The paper addresses an interesting problem to estimate fetal birth weight from ultrasound videos. A novel architecture combining CNNs and vision transformer module is proposed. However, some points still remain unclear, e.g. interpretability of proposed models, overfitting on smaller datasets, and potential to use the method in clinical practice
- Number of papers in your stack
5
- What is the ranking of this paper in your review stack?
2
- Reviewer confidence
Very confident
- [Post rebuttal] After reading the author’s rebuttal, state your overall opinion of the paper if it has been changed
N/A
- [Post rebuttal] Please justify your decision
N/A
Primary Meta-Review
- Please provide your assessment of this work, taking into account all reviews. Summarize the key strengths and weaknesses of the paper and justify your recommendation. In case you deviate from the reviewers’ recommendations, explain in detail the reasons why. In case of an invitation for rebuttal, clarify which points are important to address in the rebuttal.
The authors propose a neural network for automatically predicting fetal birth weight from fetal ultrasound video scans. The paper addresses an interesting problem and is well-written and organized. Please, take into accout the comments of the reviewers to prepare your submission.
- What is the ranking of this paper in your stack? Use a number between 1 (best paper in your stack) and n (worst paper in your stack of n papers). If this paper is among the bottom 30% of your stack, feel free to use NR (not ranked).
NR
Author Feedback
We would like to thank all the reviewers for their insightful comments and constructive suggestions. Below we address the main concerns raised, among predominantly positive feedback.
- Reviewers 1 (R1) and 3 (R3) pointed out the lack of clarity regarding the input of 16 frames to the BabyNet and the prediction made on all frames from US videos. The number of 16 frames was chosen during the hyperparameter optimization process. Each US video is divided into non-overlapping 16-frame segments and a patient-level prediction is obtained by averaging all segment predictions. The frames are resized to 64x64 to decrease computational complexity and reduce noise as the quality of fetal videos acquired one day before delivery is poor due to lack of amniotic fluid. We will describe it more thoroughly in the camera-ready.
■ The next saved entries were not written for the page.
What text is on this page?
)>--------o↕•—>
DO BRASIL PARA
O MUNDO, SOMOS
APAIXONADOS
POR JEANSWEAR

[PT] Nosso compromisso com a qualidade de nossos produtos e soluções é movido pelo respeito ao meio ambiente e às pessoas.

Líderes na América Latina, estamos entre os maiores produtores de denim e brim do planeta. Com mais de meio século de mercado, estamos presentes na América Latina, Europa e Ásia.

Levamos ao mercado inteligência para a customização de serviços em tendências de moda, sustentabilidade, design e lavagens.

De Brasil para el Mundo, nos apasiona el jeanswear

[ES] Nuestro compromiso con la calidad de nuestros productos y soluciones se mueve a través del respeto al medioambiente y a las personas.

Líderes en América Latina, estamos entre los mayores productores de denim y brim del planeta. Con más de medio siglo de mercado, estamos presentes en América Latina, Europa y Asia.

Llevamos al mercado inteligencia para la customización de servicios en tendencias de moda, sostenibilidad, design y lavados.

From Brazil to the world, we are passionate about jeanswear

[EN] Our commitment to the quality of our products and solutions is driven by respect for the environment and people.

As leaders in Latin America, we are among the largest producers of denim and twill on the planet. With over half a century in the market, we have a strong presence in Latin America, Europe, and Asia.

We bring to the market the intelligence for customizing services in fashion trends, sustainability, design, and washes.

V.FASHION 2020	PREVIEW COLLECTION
- R1 asked about the sweep mode of the fetal video. We use a sector scan of three fetal body parts (head, abdomen and femur).
- Regarding the remark by R3 about the division into patches before passing the feature maps into the MHSA layer we do not use patches in our MHSA. We follow the original implementation of BoT [1] where queries, keys and values are embedded using 1x1 pointwise convolutions.
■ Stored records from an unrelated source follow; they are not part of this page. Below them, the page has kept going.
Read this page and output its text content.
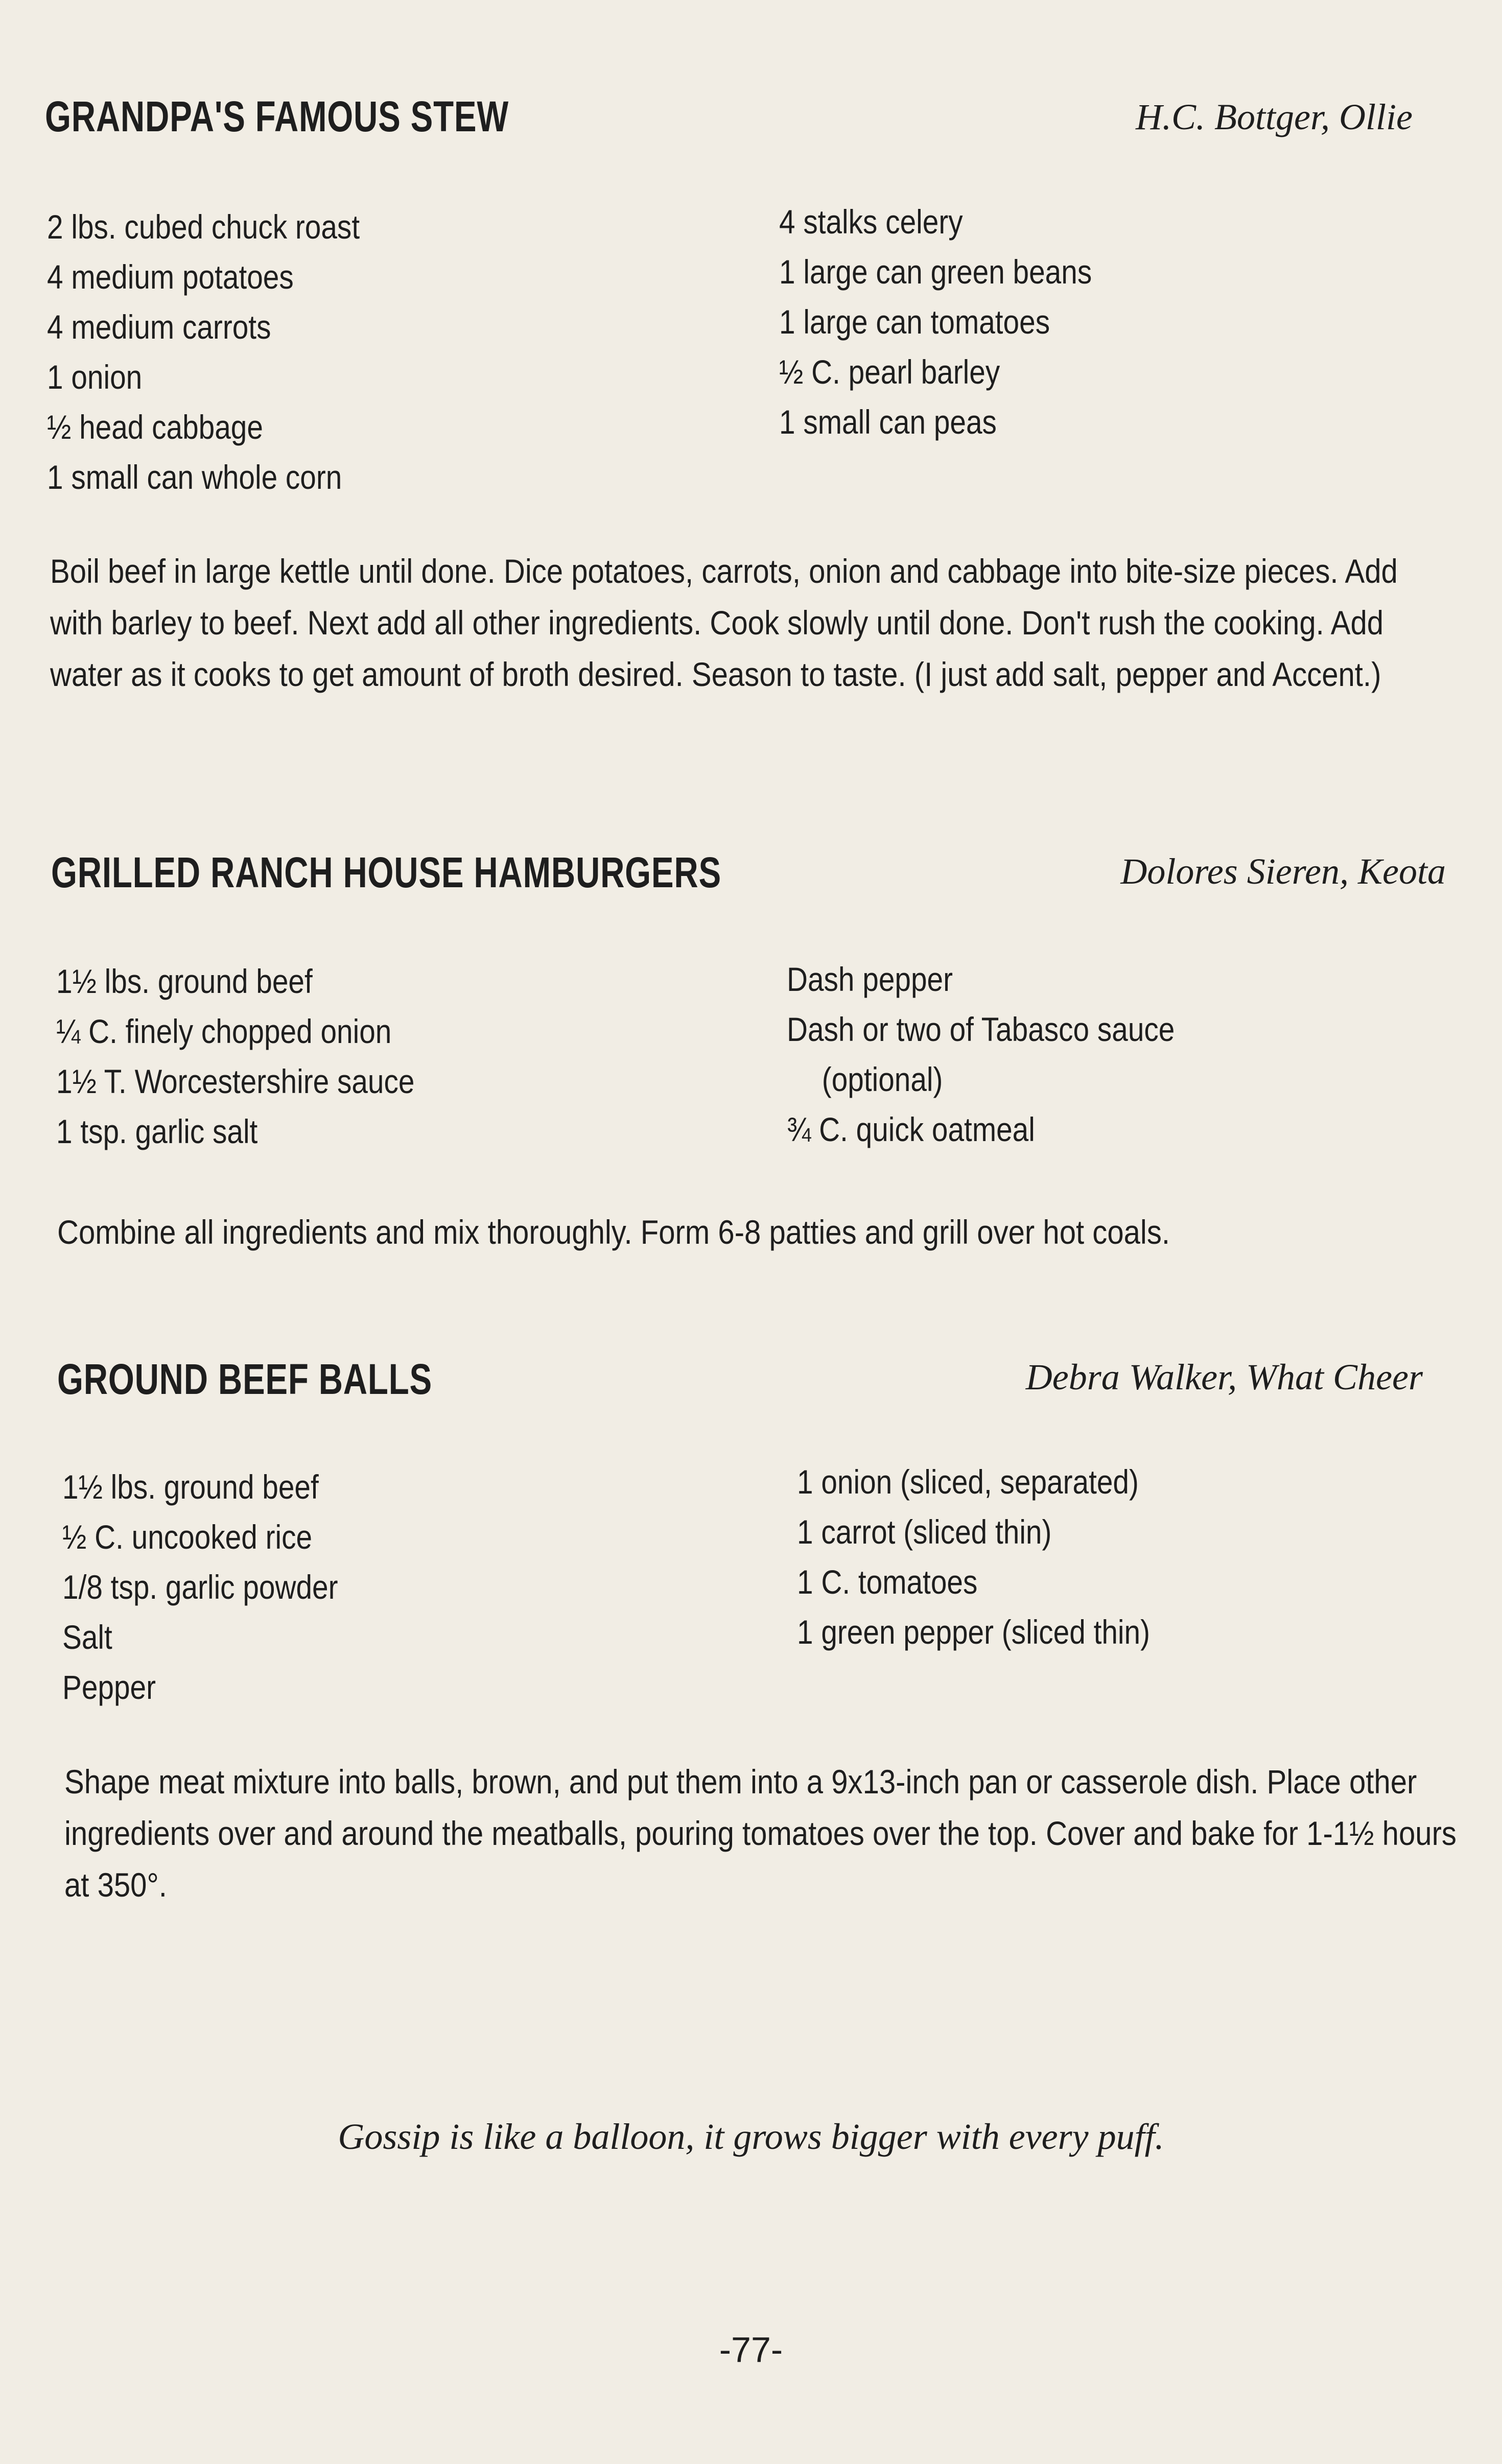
GRANDPA'S FAMOUS STEW	H.C. Bottger, Ollie

2 lbs. cubed chuck roast
4 medium potatoes
4 medium carrots
1 onion
½ head cabbage
1 small can whole corn
4 stalks celery
1 large can green beans
1 large can tomatoes
½ C. pearl barley
1 small can peas

Boil beef in large kettle until done. Dice potatoes, carrots, onion and cabbage into bite-size pieces. Add with barley to beef. Next add all other ingredients. Cook slowly until done. Don't rush the cooking. Add water as it cooks to get amount of broth desired. Season to taste. (I just add salt, pepper and Accent.)

GRILLED RANCH HOUSE HAMBURGERS	Dolores Sieren, Keota

1½ lbs. ground beef
¼ C. finely chopped onion
1½ T. Worcestershire sauce
1 tsp. garlic salt
Dash pepper
Dash or two of Tabasco sauce
(optional)
¾ C. quick oatmeal

Combine all ingredients and mix thoroughly. Form 6-8 patties and grill over hot coals.

GROUND BEEF BALLS	Debra Walker, What Cheer

1½ lbs. ground beef
½ C. uncooked rice
1/8 tsp. garlic powder
Salt
Pepper
1 onion (sliced, separated)
1 carrot (sliced thin)
1 C. tomatoes
1 green pepper (sliced thin)

Shape meat mixture into balls, brown, and put them into a 9x13-inch pan or casserole dish. Place other ingredients over and around the meatballs, pouring tomatoes over the top. Cover and bake for 1-1½ hours at 350°.

Gossip is like a balloon, it grows bigger with every puff.

-77-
- Reviewer 4 (R4) asked for clarification regarding the clinical significance of our solution. Fetal birth weight (FBW) is a significant indicator of perinatal health prognosis. Currently, FBW is estimated on the basis of fetal biometric measurements of body organs - head circumference (HC), biparietal diameter (BPD), abdominal circumference (AC), and femur length (FL), which are used as the input to heuristic formulae. Unfortunately, such an approach is prone to high error. With BabyNet this error can be decreased. We are going to clarify this in the camera-ready paper.
- We initialize network weights with the default PyTorch strategy (the 3D convolutions were initialized with the Kaiming strategy).
- To prevent overfitting (R4 comment) we applied data augmentation (as described in the paper), a relatively small learning rate with step decay and other parameters optimized using a grid search.
- As the loss function (R3), we use Mean Squared Error (MSE) as mentioned in the Implementation details section.
- Future work (R4) includes testing BabyNet on external datasets which are preferably acquired using different devices and by operators with different levels of experience is of high interest. Also, we plan to use multimodal data – combine the fetal US video and clinical data to improve the performance of the model.
[1] A. Srinivas, T.-Y. Lin, N. Parmar, J. Shlens, P. Abbeel, and A. Vaswani, “Bottleneck Transformers for Visual Recognition,” in 2021 IEEE/CVF Conference on Computer Vision and Pattern Recognition (CVPR), Nashville, TN, USA, Jun. 2021, pp. 16514–16524. doi: 10.1109/CVPR46437.2021.01625.